The cockpit is very nicely appointed with details that will really negate the need for aftermarket parts. The detail in here is as nice as the bomb bay and those are definitely improvements over the Tamiya kits.

One very interesting bit of engineering adds a new plate that has the integral tailwheel well molded into the center of it. This plate extends out the sides of the fuselage to provide a spar and alignment for the horizontal stabilizers. This is the first time I've seen this done in the Mosquito (or any other kit for that matter) and is an excellent enhancement.

So what other features/options are in this box?

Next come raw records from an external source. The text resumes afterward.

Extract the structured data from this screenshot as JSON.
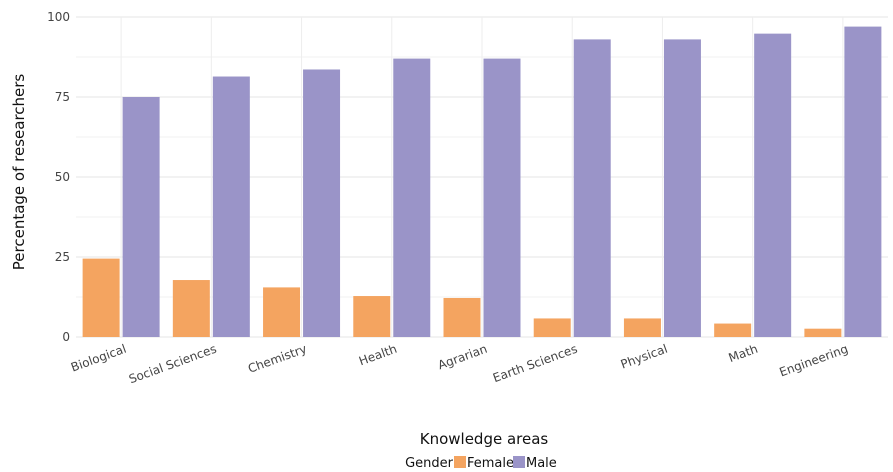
{
  "chart_data": {
    "type": "bar",
    "categories": [
      "Biological",
      "Social Sciences",
      "Chemistry",
      "Health",
      "Agrarian",
      "Earth Sciences",
      "Physical",
      "Math",
      "Engineering"
    ],
    "series": [
      {
        "name": "Female",
        "color": "#F4A460",
        "values": [
          24.5,
          17.8,
          15.5,
          12.8,
          12.2,
          5.8,
          5.8,
          4.2,
          2.6
        ]
      },
      {
        "name": "Male",
        "color": "#9A94C8",
        "values": [
          75.0,
          81.4,
          83.6,
          87.0,
          87.0,
          93.0,
          93.0,
          94.8,
          97.0
        ]
      }
    ],
    "xlabel": "Knowledge areas",
    "ylabel": "Percentage of researchers",
    "ylim": [
      0,
      100
    ],
    "yticks": [
      0,
      25,
      50,
      75,
      100
    ],
    "grid": true,
    "legend": {
      "title": "Gender",
      "position": "bottom",
      "labels": [
        "Female",
        "Male"
      ]
    }
  }
}
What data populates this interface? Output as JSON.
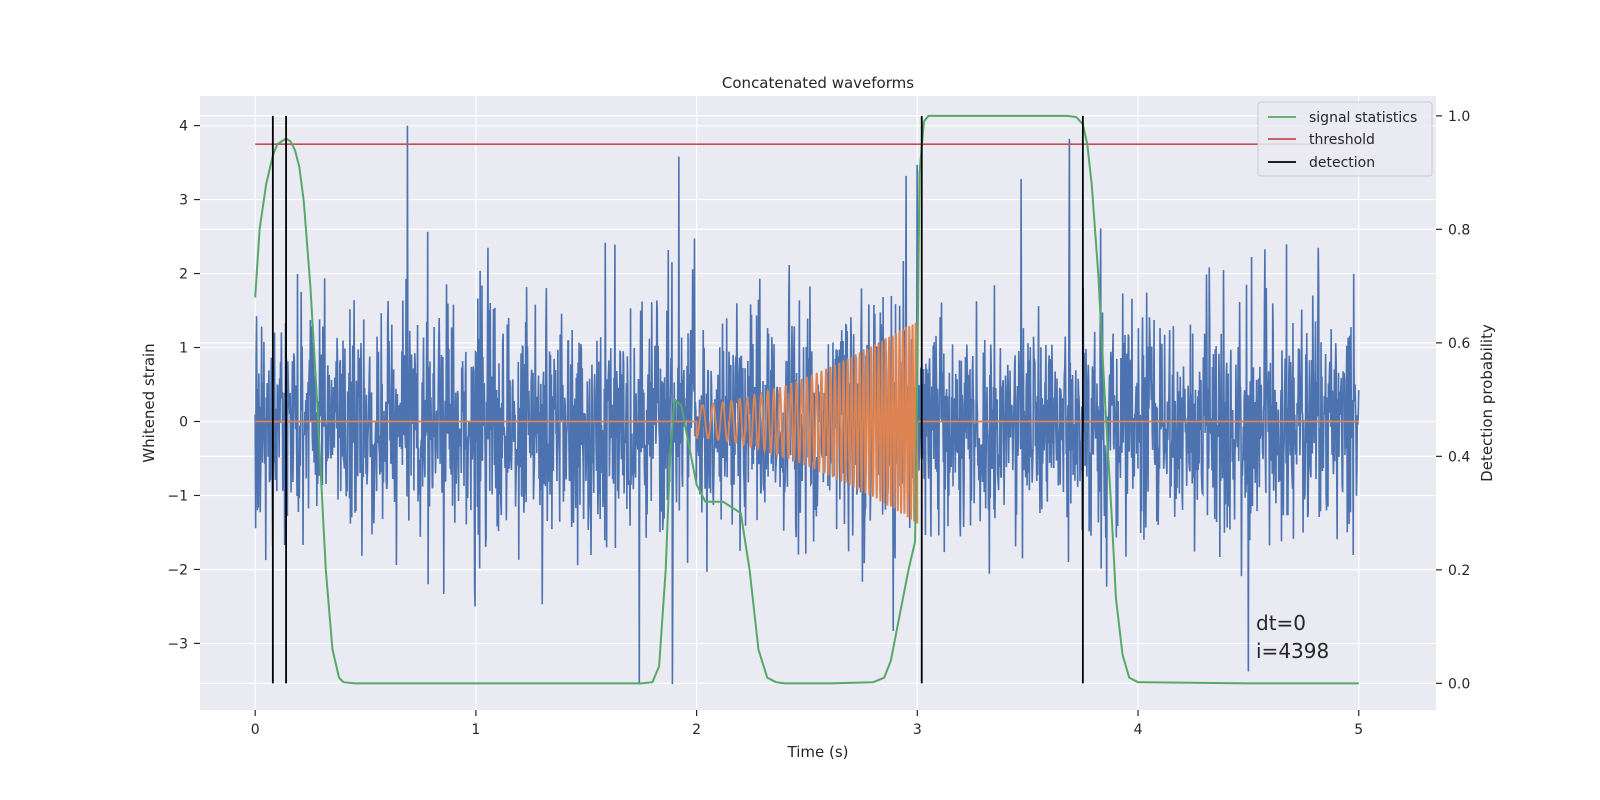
{
  "chart_data": {
    "type": "line",
    "title": "Concatenated waveforms",
    "xlabel": "Time (s)",
    "ylabel": "Whitened strain",
    "y2label": "Detection probability",
    "xlim": [
      -0.25,
      5.35
    ],
    "ylim": [
      -3.9,
      4.4
    ],
    "y2lim": [
      -0.047,
      1.035
    ],
    "xticks": [
      0,
      1,
      2,
      3,
      4,
      5
    ],
    "yticks": [
      -3,
      -2,
      -1,
      0,
      1,
      2,
      3,
      4
    ],
    "y2ticks": [
      0.0,
      0.2,
      0.4,
      0.6,
      0.8,
      1.0
    ],
    "x_tick_labels": [
      "0",
      "1",
      "2",
      "3",
      "4",
      "5"
    ],
    "y_tick_labels": [
      "−3",
      "−2",
      "−1",
      "0",
      "1",
      "2",
      "3",
      "4"
    ],
    "y2_tick_labels": [
      "0.0",
      "0.2",
      "0.4",
      "0.6",
      "0.8",
      "1.0"
    ],
    "grid": true,
    "legend_position": "top-right",
    "colors": {
      "background": "#eaeaf2",
      "strain": "#4c72b0",
      "template": "#dd8452",
      "signal_statistics": "#55a868",
      "threshold": "#c44e52",
      "detection": "#000000"
    },
    "series": [
      {
        "name": "signal statistics",
        "axis": "right",
        "x": [
          0.0,
          0.02,
          0.05,
          0.08,
          0.1,
          0.12,
          0.14,
          0.16,
          0.18,
          0.2,
          0.22,
          0.25,
          0.28,
          0.3,
          0.32,
          0.35,
          0.38,
          0.4,
          0.45,
          0.5,
          1.0,
          1.5,
          1.75,
          1.8,
          1.83,
          1.86,
          1.88,
          1.9,
          1.93,
          1.96,
          2.0,
          2.04,
          2.08,
          2.12,
          2.16,
          2.2,
          2.24,
          2.28,
          2.32,
          2.36,
          2.4,
          2.6,
          2.8,
          2.85,
          2.88,
          2.92,
          2.96,
          2.99,
          3.0,
          3.01,
          3.03,
          3.05,
          3.1,
          3.3,
          3.5,
          3.68,
          3.72,
          3.75,
          3.77,
          3.79,
          3.82,
          3.85,
          3.88,
          3.9,
          3.93,
          3.96,
          4.0,
          4.5,
          5.0
        ],
        "values": [
          0.68,
          0.8,
          0.88,
          0.93,
          0.95,
          0.955,
          0.96,
          0.955,
          0.94,
          0.91,
          0.85,
          0.7,
          0.5,
          0.35,
          0.2,
          0.06,
          0.01,
          0.002,
          0.0,
          0.0,
          0.0,
          0.0,
          0.0,
          0.002,
          0.03,
          0.2,
          0.4,
          0.5,
          0.49,
          0.43,
          0.35,
          0.32,
          0.32,
          0.32,
          0.31,
          0.3,
          0.2,
          0.06,
          0.01,
          0.002,
          0.0,
          0.0,
          0.002,
          0.01,
          0.04,
          0.12,
          0.2,
          0.25,
          0.55,
          0.9,
          0.99,
          1.0,
          1.0,
          1.0,
          1.0,
          1.0,
          0.998,
          0.985,
          0.95,
          0.88,
          0.72,
          0.5,
          0.3,
          0.15,
          0.05,
          0.01,
          0.002,
          0.0,
          0.0
        ]
      },
      {
        "name": "threshold",
        "axis": "right",
        "x": [
          0.0,
          5.05
        ],
        "values": [
          0.95,
          0.95
        ]
      },
      {
        "name": "detection",
        "axis": "right",
        "type": "vlines",
        "x": [
          0.08,
          0.14,
          3.02,
          3.75
        ],
        "ymin": 0.0,
        "ymax": 1.0
      },
      {
        "axis": "left",
        "type": "noise",
        "x_range": [
          0.0,
          5.0
        ],
        "peak_values": [
          4.0,
          3.82,
          3.58,
          3.47,
          3.32,
          3.28,
          -3.55,
          -3.55,
          -3.38,
          -2.83
        ],
        "peak_x": [
          0.69,
          3.69,
          1.92,
          3.0,
          2.95,
          3.47,
          1.74,
          1.89,
          4.5,
          2.89
        ]
      },
      {
        "axis": "left",
        "type": "chirp",
        "x_range": [
          2.0,
          3.0
        ],
        "amplitude_start": 0.22,
        "amplitude_end": 1.38
      }
    ],
    "annotation": {
      "line1": "dt=0",
      "line2": "i=4398"
    }
  }
}
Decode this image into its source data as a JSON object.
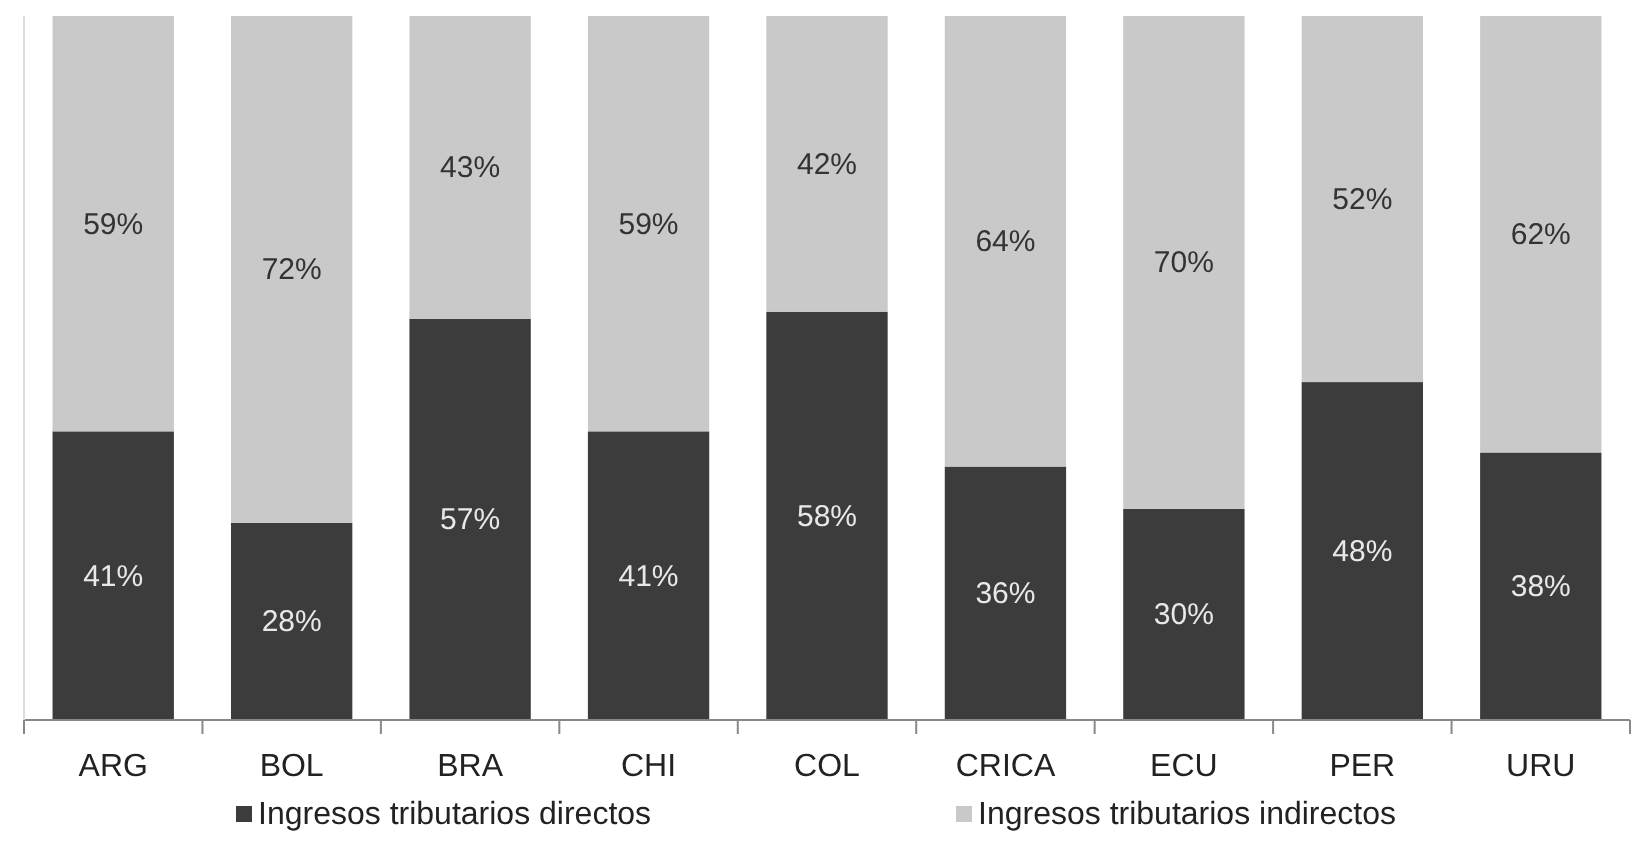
{
  "chart_data": {
    "type": "bar",
    "stacked": true,
    "legend": "bottom",
    "categories": [
      "ARG",
      "BOL",
      "BRA",
      "CHI",
      "COL",
      "CRICA",
      "ECU",
      "PER",
      "URU"
    ],
    "series": [
      {
        "name": "Ingresos tributarios directos",
        "color": "#3c3c3c",
        "values": [
          41,
          28,
          57,
          41,
          58,
          36,
          30,
          48,
          38
        ],
        "value_labels": [
          "41%",
          "28%",
          "57%",
          "41%",
          "58%",
          "36%",
          "30%",
          "48%",
          "38%"
        ]
      },
      {
        "name": "Ingresos tributarios indirectos",
        "color": "#c9c9c9",
        "values": [
          59,
          72,
          43,
          59,
          42,
          64,
          70,
          52,
          62
        ],
        "value_labels": [
          "59%",
          "72%",
          "43%",
          "59%",
          "42%",
          "64%",
          "70%",
          "52%",
          "62%"
        ]
      }
    ]
  }
}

  • Positionable crew entry door
  • Optional boarding ladder
  • Detailed cockpit
  • Choice of streamline, bulged, or teardrop bulge side cockpit windows
  • Detailed bombardier nose
  • Positionable rudder
  • Positionable ailerons
  • Positionanle elevators
  • Positionable flaps
  • Two optional Merlin engines
  • Positionable engine access covers on both engines
  • Positionable landing gear
  • Positionable bomb bay doors
  • Detailed bomb bay
  • Choice of narrow or wide chord propellers
  • Optional slipper tanks
  • Optional external bomb racks
  • Six optional bombs

Markings are provided for three examples:

  • Mosquito B.IV, DZ548, 105 Sqn, GB-D, Marham, Jun 1943
  • Mosquito B.IV, DK333, 109 Sqn, HS-F, Marham, 1944
  • Mosquito B.IV, DZ518, 627 Sqn, AZ-F, Oakington, Jan 1944

In addition to the three sets of distinctive markings, there is also a set of maintenance stencils included. The instrument panel is rendered as a decal, as are the seatbelts/harnesses.

Update

I received some interesting feedback after this review was first published highlighting a few glitches in the kit. Once again I pulled out the Revell and Tamiya kits and looked over the two areas in question - main landing gear and prop spinners:

  • The main landing gear struts are too short. I wondered if it was simply a matter of how they were installed in the nacelles or if they were simply too short. In comparison to the Tamiya landing gear, they are significantly shorter which results in the aircraft sitting too low. The wheels are very slightly larger in diameter than the Tamiya wheels, but well within the margin of interpretation. Not so the landing gear
  • The spinners had looked okay at first glance, but from the sides, they are too blunt and detract from the streamlined look of the actual aircraft

Are these fatal flaws in the kit? Not really. The model will build fine out of the box for many modelers. For us AMS modelers, there is far more that is right with this kit than wrong, so you have several choices. Remember that we're talking about a detailed, all-new-tool kit that retails for around $20 USD (though US MSRP has yet to be announced). So here are your choices:

  • Build the kit as-is
  • Pass on the kit
  • So some modeling and fix the kit

For me, I can rob the gear struts and spinners out of an Airfix, Tamiya, or even an old Monogram kit. While that sounds odd, remember that AMS modelers will spend significantly more on aftermarket details than the original cost of the kit.

Some modelers might like to use the Revell kit as a source for lots of detail parts like flaps, separate flight control surfaces, cockpit and nose interior details, and that really nice bomb bay. Think of the Revell kit as an inexpensive detail set and dress up the Tamiya kit.

Whatever your preferences, I'm going to build mine. This kit is still recommended!